Prefilled responses enhance zero-shot detection of AI-generated images
Zoher Kachwala, Danishjeet Singh, Danielle Yang, Filippo Menczer
TL;DR
The paper tackles the problem of robustly detecting AI-generated images in a zero-shot setting as generative models rapidly evolve. It introduces Prefill-Guided Thinking (PGT), a lightweight prompting strategy that prefixes VLM responses with a task-aligned phrase to guide reasoning toward synthesis artifacts without fine-tuning. Across three diverse benchmarks and three open-source VLMs, a specific S2 prefill yields up to a 24% relative improvement in Macro F1 over baselines and CoT, demonstrating strong cross-generator generalization. The work suggests that simple, interpretable prefilling can provide scalable, generalizable detection for visual trust in AI-generated content, albeit with considerations around computational cost and prompt design.
Abstract
As AI models generate increasingly realistic images, growing concerns over potential misuse underscore the need for reliable detection. Traditional supervised detection methods depend on large, curated datasets for training and often fail to generalize to novel, out-of-domain image generators.
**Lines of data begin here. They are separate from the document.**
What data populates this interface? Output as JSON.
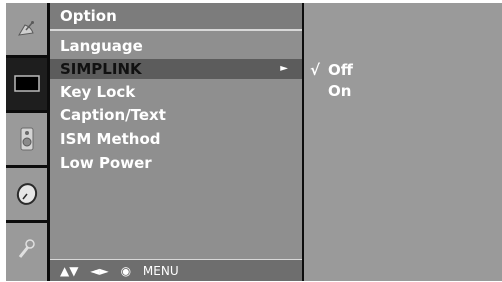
{
  "menu": {
    "title": "Option",
    "items": [
      {
        "label": "Language"
      },
      {
        "label": "SIMPLINK",
        "selected": true
      },
      {
        "label": "Key Lock"
      },
      {
        "label": "Caption/Text"
      },
      {
        "label": "ISM Method"
      },
      {
        "label": "Low Power"
      }
    ]
  },
  "footer": {
    "nav_updown": "▲▼",
    "nav_leftright": "◄►",
    "ok": "◉",
    "menu_label": "MENU"
  },
  "submenu": {
    "check_mark": "√",
    "options": [
      {
        "label": "Off",
        "checked": true
      },
      {
        "label": "On",
        "checked": false
      }
    ]
  },
  "icons": [
    "satellite-dish-icon",
    "screen-icon",
    "speaker-icon",
    "clock-icon",
    "option-icon"
  ],
  "colors": {
    "menu_bg": "#8f8f8f",
    "selected_bg": "#5c5c5c",
    "title_bg": "#7c7c7c"
  }
}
As an alternative, we explore pre-trained Vision-Language Models (VLMs) for zero-shot detection of AI-generated images. We evaluate VLM performance on three diverse benchmarks encompassing synthetic images of human faces, objects, and animals produced by 16 different state-of-the-art image generators. While off-the-shelf VLMs perform poorly on these datasets, we find that their reasoning can be guided effectively through simple response prefilling -- a method we call Prefill-Guided Thinking (PGT). In particular, prefilling a VLM response with the task-aligned phrase "Let's examine the style and the synthesis artifacts" improves the Macro F1 scores of three widely used open-source VLMs by up to 24%.